Verna drehte sich um und fragte sich, was sie hier wohl sollte. Prälatin Annalina hatte ihr eine Nachricht hinterlassen, damit sie diesen Ort aufsuchte, aber warum? Was sollte sie hier machen?

Sie ließ sich in den Sessel fallen, während ihre Augen die facettenartigen Wände absuchten, die dem Vor und Zurück der Giebelenden folgten. Vielleicht hatte sie nur hierherkommen sollen, um sich zu entspannen. Annalina wußte, wie anstrengend die Arbeit der Prälatin war. Vielleicht wollte sie einfach, daß ihre Nachfolgerin einen Ort kannte, wo sie alleine sein und vor den Menschen fliehen konnte, die ihr unablässig Berichte brachten. Verna trommelte mit den Fingern auf die Sessellehne. Wohl kaum.

Ihr war nicht nach Herumsitzen zumute. Es gab Wichtigeres zu tun. Berichte warteten, und die würden sich kaum von selbst lesen.

Die Hände hinter dem Rücken verschränkt, ging Verna in dem winzigen Raum auf und ab, so gut es ging. Das war sicher Zeitverschwendung. Schließlich stieß sie einen verzweifelten Seufzer aus, hatte die Hand schon fast an der Tür, hielt dann aber inne, bevor sie den Ring auf das Sonnenaufgangssymbol legte.

Verna machte kehrt, starrte einen Augenblick, dann raffte sie ihre Röcke zusammen und kniete auf dem Bänkchen nieder. Vielleicht wollte Annalina, daß sie um Unterweisung bat. Von einer Prälatin wurde Frömmigkeit erwartet, wenn auch die Vorstellung absurd war, daß man einen besonderen Ort benötigte, um zum Schöpfer zu beten. Der Schöpfer hatte alles erschaffen, warum sollte man dann einen besonderen Ort benötigen, wenn man Unterweisung suchte? Kein Ort kam dem eigenen Herzen auch nur nahe. Kein Ort ließ sich damit vergleichen, wenn man mit seinem Han eins wurde.

Mit einem gereizten Seufzer faltete Verna die Hände. Sie wartete, war aber nicht in der Stimmung, an einem Ort zum Schöpfer zu beten, an dem sie sich dazu verpflichtet fühlte. Die Vorstellung, daß Annalina tot war und sie noch immer beeinflußte, ärgerte sie. Vernas Augen wanderten zu den kahlen Wänden, während sie mit den Zehen auf den Boden tippte. Die Frau streckte ihre Hand aus dem Jenseits aus und erfreute sich eines letzten bißchens Macht. Hatte sie davon in all den Jahren als Prälatin nicht genug gehabt? Man mochte meinen, es hätte reichen sollen, aber nein, sie mußte alles so planen, daß sie selbst nach ihrem Tod noch…

Vernas Blick fiel auf die Schale. Unten drin lag etwas, und Asche war es nicht.

Sie griff hinein und holte ein kleines, in Papier gewickeltes Päckchen heraus, daß mit einem Stück Bindfaden zusammengeschnürt war. Sie drehte es in ihren Fingern, begutachtete es. Das mußte es sein. Das war der Grund, weshalb sie hierhergeschickt worden war. Aber warum es hier liegenlassen? Der Schild — niemand außer der Prälatin käme hier herein. Dies war der einzige Ort, wo man etwas verstecken konnte, wenn man nicht wollte, daß es einem anderen als der Prälatin in die Hände fiel.
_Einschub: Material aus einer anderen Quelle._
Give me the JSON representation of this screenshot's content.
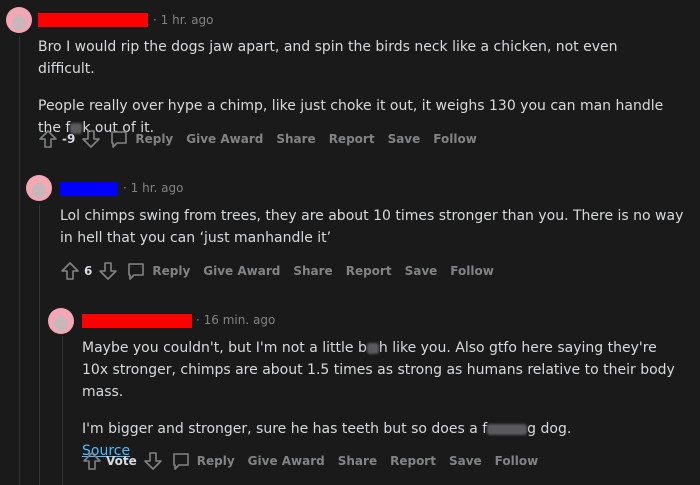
{
  "comments": [
    {
      "username_redaction_color": "#ff0000",
      "time": "1 hr. ago",
      "paragraphs": [
        [
          "Bro I would rip the dogs jaw apart, and spin the birds neck like a chicken, not even difficult."
        ],
        [
          "People really over hype a chimp, like just choke it out, it weighs 130 you can man handle the f",
          "k out of it."
        ]
      ],
      "score": "-9",
      "actions": {
        "reply": "Reply",
        "give_award": "Give Award",
        "share": "Share",
        "report": "Report",
        "save": "Save",
        "follow": "Follow"
      }
    },
    {
      "username_redaction_color": "#0000ff",
      "time": "1 hr. ago",
      "paragraphs": [
        [
          "Lol chimps swing from trees, they are about 10 times stronger than you. There is no way in hell that you can ‘just manhandle it’"
        ]
      ],
      "score": "6",
      "actions": {
        "reply": "Reply",
        "give_award": "Give Award",
        "share": "Share",
        "report": "Report",
        "save": "Save",
        "follow": "Follow"
      }
    },
    {
      "username_redaction_color": "#ff0000",
      "time": "16 min. ago",
      "paragraphs": [
        [
          "Maybe you couldn't, but I'm not a little b",
          "h like you. Also gtfo here saying they're 10x stronger, chimps are about 1.5 times as strong as humans relative to their body mass."
        ],
        [
          "I'm bigger and stronger, sure he has teeth but so does a f",
          "g dog."
        ]
      ],
      "link": "Source",
      "score": "Vote",
      "actions": {
        "reply": "Reply",
        "give_award": "Give Award",
        "share": "Share",
        "report": "Report",
        "save": "Save",
        "follow": "Follow"
      }
    }
  ]
}
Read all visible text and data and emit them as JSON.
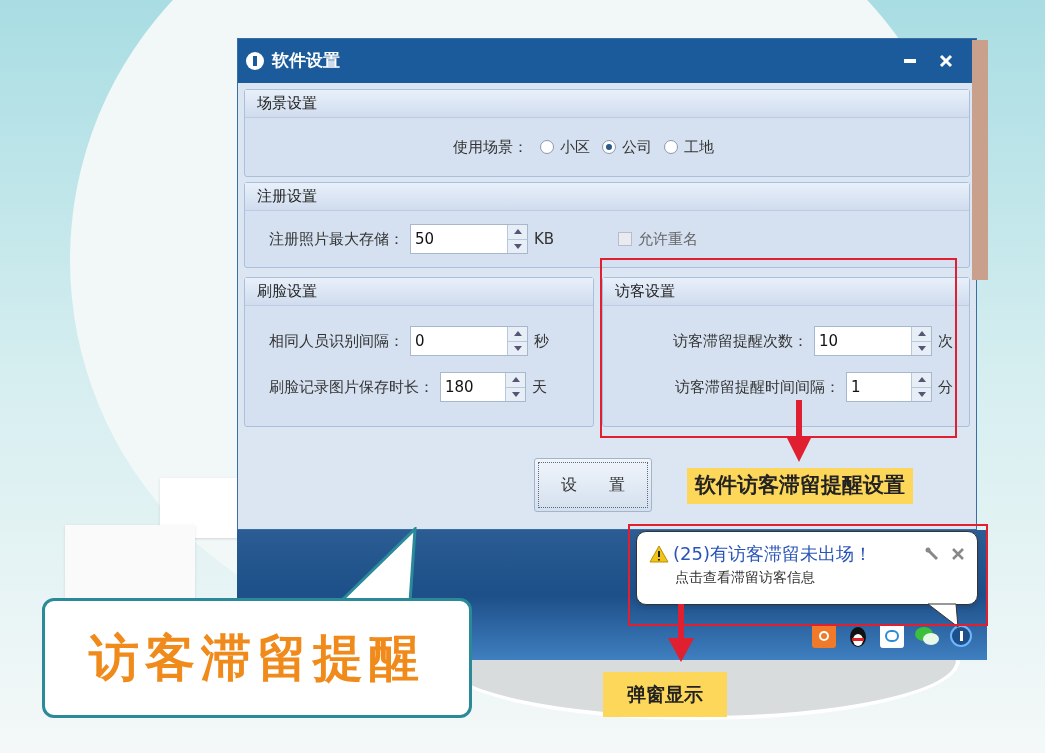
{
  "window": {
    "title": "软件设置",
    "scene": {
      "title": "场景设置",
      "label": "使用场景：",
      "options": [
        {
          "label": "小区",
          "selected": false
        },
        {
          "label": "公司",
          "selected": true
        },
        {
          "label": "工地",
          "selected": false
        }
      ]
    },
    "register": {
      "title": "注册设置",
      "field": {
        "label": "注册照片最大存储：",
        "value": "50",
        "unit": "KB"
      },
      "checkbox": {
        "label": "允许重名",
        "checked": false,
        "disabled": true
      }
    },
    "face": {
      "title": "刷脸设置",
      "fields": [
        {
          "label": "相同人员识别间隔：",
          "value": "0",
          "unit": "秒"
        },
        {
          "label": "刷脸记录图片保存时长：",
          "value": "180",
          "unit": "天"
        }
      ]
    },
    "visitor": {
      "title": "访客设置",
      "fields": [
        {
          "label": "访客滞留提醒次数：",
          "value": "10",
          "unit": "次"
        },
        {
          "label": "访客滞留提醒时间间隔：",
          "value": "1",
          "unit": "分"
        }
      ]
    },
    "button": "设　　置"
  },
  "callouts": [
    "软件访客滞留提醒设置",
    "弹窗显示"
  ],
  "notification": {
    "title": "(25)有访客滞留未出场！",
    "message": "点击查看滞留访客信息"
  },
  "headline": "访客滞留提醒"
}
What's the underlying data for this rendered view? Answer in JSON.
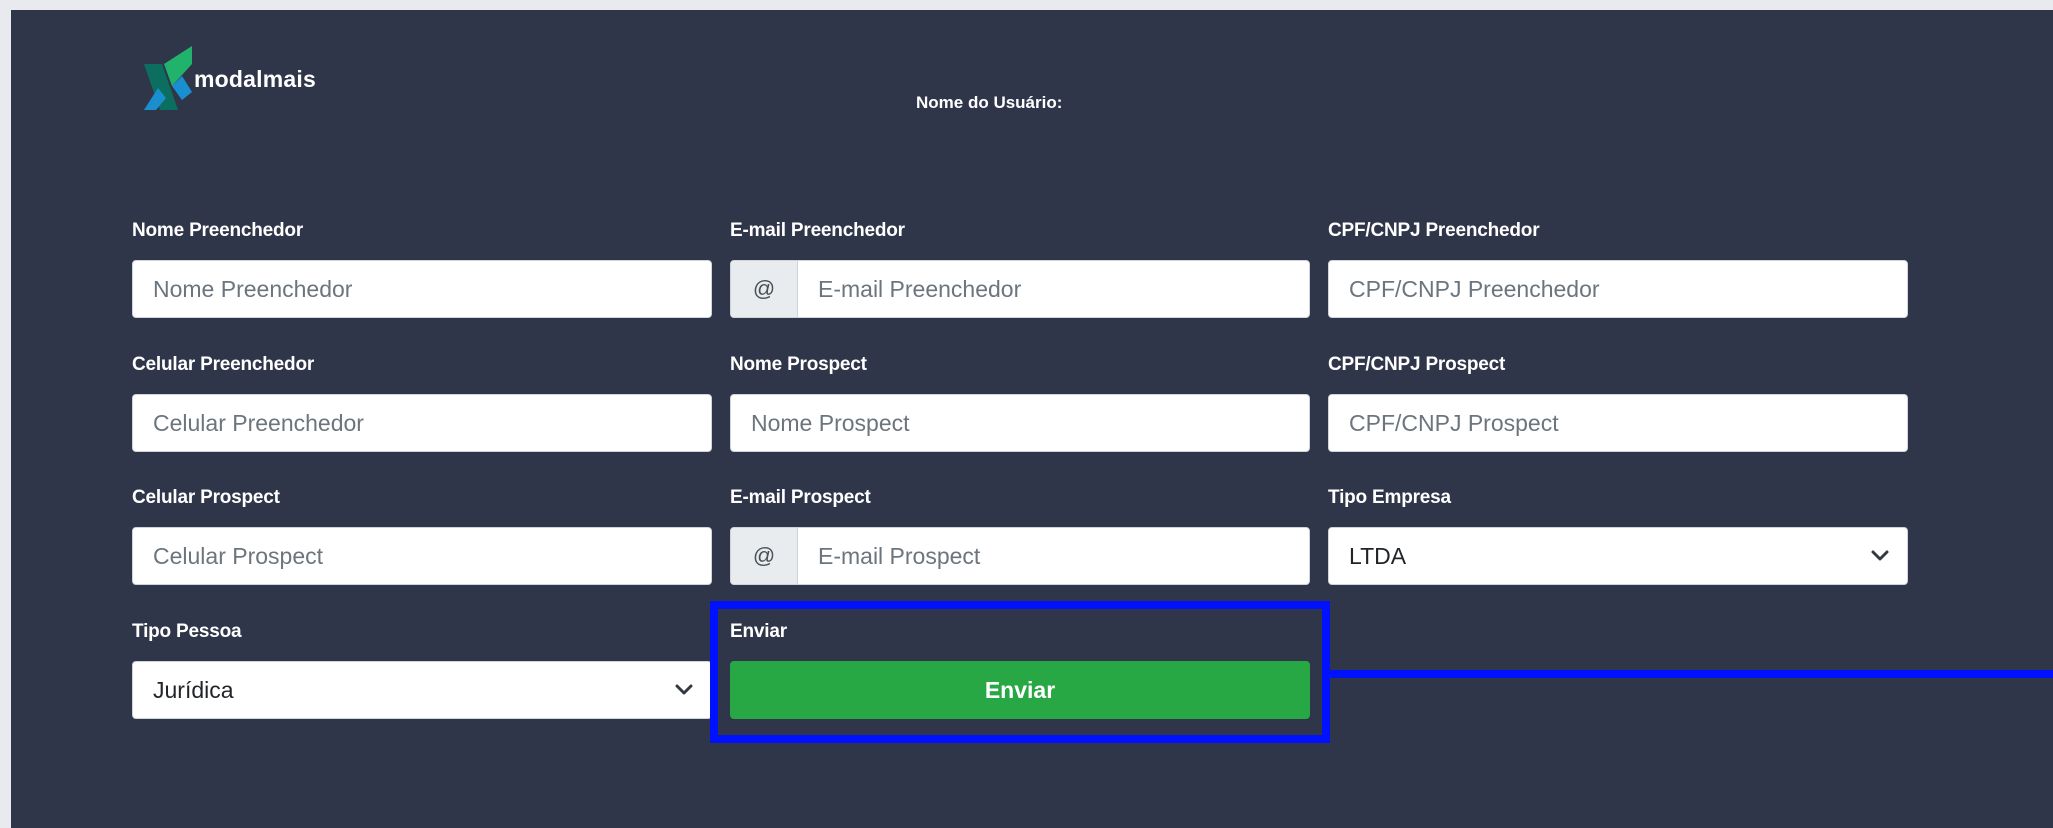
{
  "brand": {
    "logo_text": "modalmais",
    "colors": {
      "logo_dark_teal": "#0b6e5e",
      "logo_green": "#21b36b",
      "logo_blue": "#1a8fd0",
      "panel_bg": "#30364a",
      "button_green": "#28a745",
      "highlight_blue": "#0011ff"
    }
  },
  "header": {
    "user_label": "Nome do Usuário:"
  },
  "form": {
    "nome_preenchedor": {
      "label": "Nome Preenchedor",
      "placeholder": "Nome Preenchedor"
    },
    "email_preenchedor": {
      "label": "E-mail Preenchedor",
      "addon": "@",
      "placeholder": "E-mail Preenchedor"
    },
    "cpf_preenchedor": {
      "label": "CPF/CNPJ Preenchedor",
      "placeholder": "CPF/CNPJ Preenchedor"
    },
    "celular_preenchedor": {
      "label": "Celular Preenchedor",
      "placeholder": "Celular Preenchedor"
    },
    "nome_prospect": {
      "label": "Nome Prospect",
      "placeholder": "Nome Prospect"
    },
    "cpf_prospect": {
      "label": "CPF/CNPJ Prospect",
      "placeholder": "CPF/CNPJ Prospect"
    },
    "celular_prospect": {
      "label": "Celular Prospect",
      "placeholder": "Celular Prospect"
    },
    "email_prospect": {
      "label": "E-mail Prospect",
      "addon": "@",
      "placeholder": "E-mail Prospect"
    },
    "tipo_empresa": {
      "label": "Tipo Empresa",
      "value": "LTDA",
      "icon": "chevron-down-icon"
    },
    "tipo_pessoa": {
      "label": "Tipo Pessoa",
      "value": "Jurídica",
      "icon": "chevron-down-icon"
    },
    "enviar": {
      "label": "Enviar",
      "button_label": "Enviar"
    }
  }
}
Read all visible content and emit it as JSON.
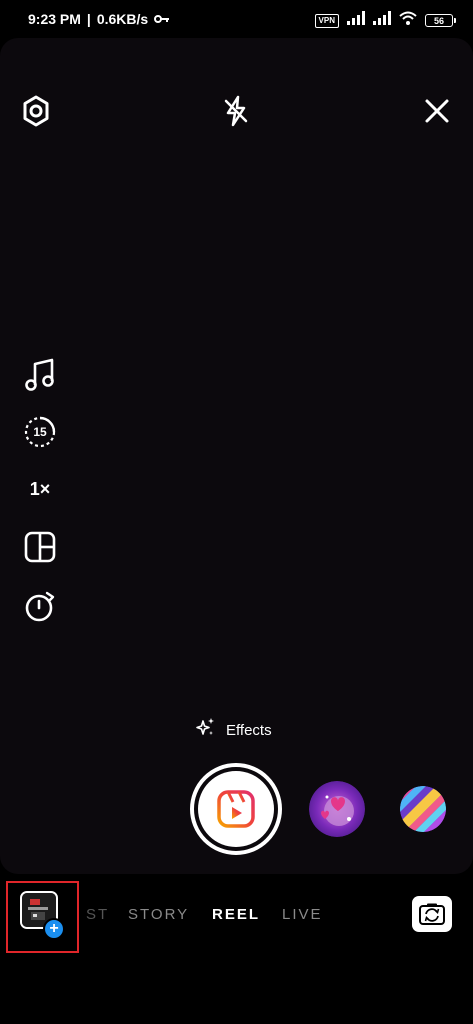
{
  "status_bar": {
    "time": "9:23 PM",
    "separator": "|",
    "network_speed": "0.6KB/s",
    "vpn_label": "VPN",
    "battery_level": "56"
  },
  "camera": {
    "top_icons": [
      "settings-icon",
      "flash-off-icon",
      "close-icon"
    ],
    "side_tools": {
      "music_icon": "music-icon",
      "length_label": "15",
      "speed_label": "1×",
      "layout_icon": "layout-icon",
      "timer_icon": "timer-icon"
    },
    "effects_label": "Effects"
  },
  "modes": {
    "partial_left": "ST",
    "story": "STORY",
    "reel": "REEL",
    "live": "LIVE",
    "active": "REEL"
  },
  "gallery": {
    "plus_symbol": "+"
  },
  "colors": {
    "accent_blue": "#1b8ff0",
    "highlight_red": "#e0262a",
    "reel_gradient_start": "#f7a400",
    "reel_gradient_end": "#e1306c"
  }
}
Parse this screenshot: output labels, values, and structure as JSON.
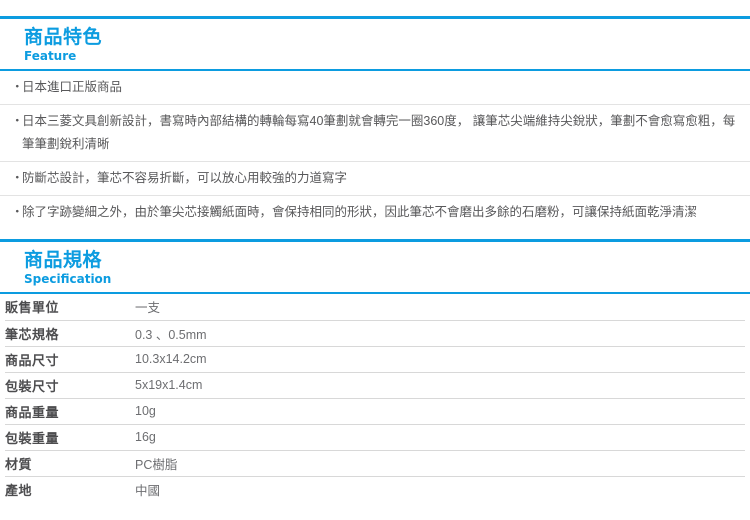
{
  "theme": {
    "accent": "#0c9ce0",
    "text": "#58585a",
    "label_text": "#4d4d4f",
    "rule": "#d8d8d8",
    "background": "#ffffff"
  },
  "feature_section": {
    "title_zh": "商品特色",
    "title_en": "Feature",
    "bullet_glyph": "・",
    "items": [
      "日本進口正版商品",
      "日本三菱文具創新設計，書寫時內部結構的轉輪每寫40筆劃就會轉完一圈360度， 讓筆芯尖端維持尖銳狀，筆劃不會愈寫愈粗，每筆筆劃銳利清晰",
      "防斷芯設計，筆芯不容易折斷，可以放心用較強的力道寫字",
      "除了字跡變細之外，由於筆尖芯接觸紙面時，會保持相同的形狀，因此筆芯不會磨出多餘的石磨粉，可讓保持紙面乾淨清潔"
    ]
  },
  "spec_section": {
    "title_zh": "商品規格",
    "title_en": "Specification",
    "rows": [
      {
        "label": "販售單位",
        "value": "一支"
      },
      {
        "label": "筆芯規格",
        "value": "0.3 、0.5mm"
      },
      {
        "label": "商品尺寸",
        "value": "10.3x14.2cm"
      },
      {
        "label": "包裝尺寸",
        "value": "5x19x1.4cm"
      },
      {
        "label": "商品重量",
        "value": "10g"
      },
      {
        "label": "包裝重量",
        "value": "16g"
      },
      {
        "label": "材質",
        "value": "PC樹脂"
      },
      {
        "label": "產地",
        "value": "中國"
      }
    ]
  }
}
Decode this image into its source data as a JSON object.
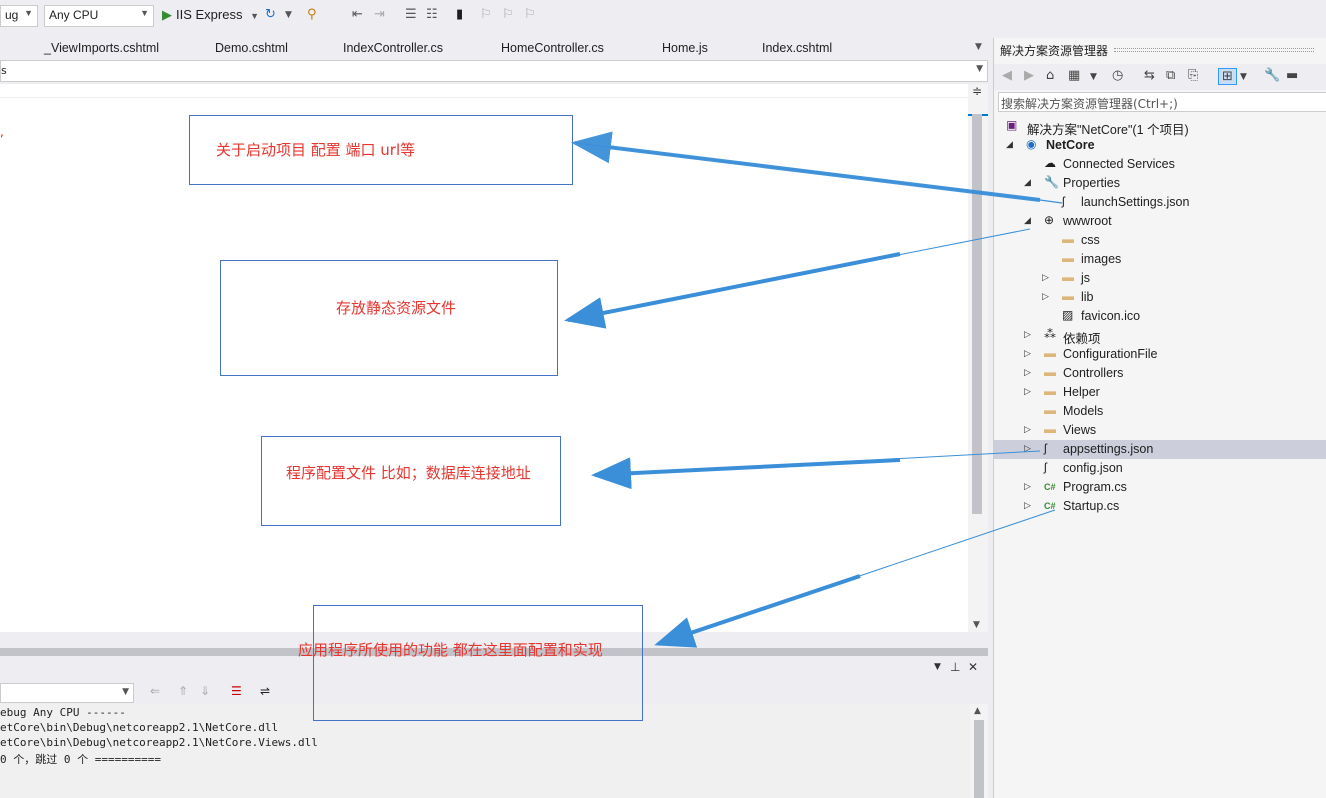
{
  "toolbar": {
    "config_value": "ug",
    "platform_value": "Any CPU",
    "run_label": "IIS Express"
  },
  "tabs": [
    "_ViewImports.cshtml",
    "Demo.cshtml",
    "IndexController.cs",
    "HomeController.cs",
    "Home.js",
    "Index.cshtml"
  ],
  "navbar": {
    "value": "s"
  },
  "annotations": [
    {
      "text": "关于启动项目 配置 端口  url等"
    },
    {
      "text": "存放静态资源文件"
    },
    {
      "text": "程序配置文件  比如；数据库连接地址"
    },
    {
      "text": "应用程序所使用的功能  都在这里面配置和实现"
    }
  ],
  "output": {
    "lines": [
      "ebug Any CPU ------",
      "etCore\\bin\\Debug\\netcoreapp2.1\\NetCore.dll",
      "etCore\\bin\\Debug\\netcoreapp2.1\\NetCore.Views.dll",
      " 0 个，跳过 0 个 =========="
    ]
  },
  "solution_explorer": {
    "title": "解决方案资源管理器",
    "search_placeholder": "搜索解决方案资源管理器(Ctrl+;)",
    "solution": "解决方案\"NetCore\"(1 个项目)",
    "project": "NetCore",
    "items": [
      {
        "label": "Connected Services",
        "icon": "connected-services-icon"
      },
      {
        "label": "Properties",
        "icon": "wrench-icon"
      },
      {
        "label": "launchSettings.json",
        "icon": "json-file-icon"
      },
      {
        "label": "wwwroot",
        "icon": "globe-icon"
      },
      {
        "label": "css",
        "icon": "folder-icon"
      },
      {
        "label": "images",
        "icon": "folder-icon"
      },
      {
        "label": "js",
        "icon": "folder-icon"
      },
      {
        "label": "lib",
        "icon": "folder-icon"
      },
      {
        "label": "favicon.ico",
        "icon": "image-file-icon"
      },
      {
        "label": "依赖项",
        "icon": "dependencies-icon"
      },
      {
        "label": "ConfigurationFile",
        "icon": "folder-icon"
      },
      {
        "label": "Controllers",
        "icon": "folder-icon"
      },
      {
        "label": "Helper",
        "icon": "folder-icon"
      },
      {
        "label": "Models",
        "icon": "folder-icon"
      },
      {
        "label": "Views",
        "icon": "folder-icon"
      },
      {
        "label": "appsettings.json",
        "icon": "json-file-icon",
        "selected": true
      },
      {
        "label": "config.json",
        "icon": "json-file-icon"
      },
      {
        "label": "Program.cs",
        "icon": "csharp-file-icon"
      },
      {
        "label": "Startup.cs",
        "icon": "csharp-file-icon"
      }
    ]
  },
  "colors": {
    "annotation_text": "#e8352f",
    "annotation_border": "#4472c4",
    "arrow": "#3b8fd9",
    "selection": "#cccedb"
  }
}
Verna zog an den Enden der Schleife, zog die Schnur durch die Schlaufe. Sie legte es in ihre Hand, faltete das Papier auseinander und starrte auf das, was sich darin befand.

Es war ein Reisebuch.

Schließlich kam wieder Bewegung in ihrer Finger, und sie nahm das Buch aus dem Papier, um darin zu blättern. Es war leer.

Reisebücher waren Gegenstände der Magie, wie der Dacra, der von denselben Zauberern erschaffen worden war, die auch den Palast der Propheten sowohl mit Additiver als auch Subtraktiver Magie ausgestattet hatten. Seitdem war dreitausend Jahre lang außer Richard niemand mehr geboren worden, der Subtraktive Magie besaß. Einige hatten sie durch ihre Berufung erlernt, aber niemand außer Richard war damit geboren worden.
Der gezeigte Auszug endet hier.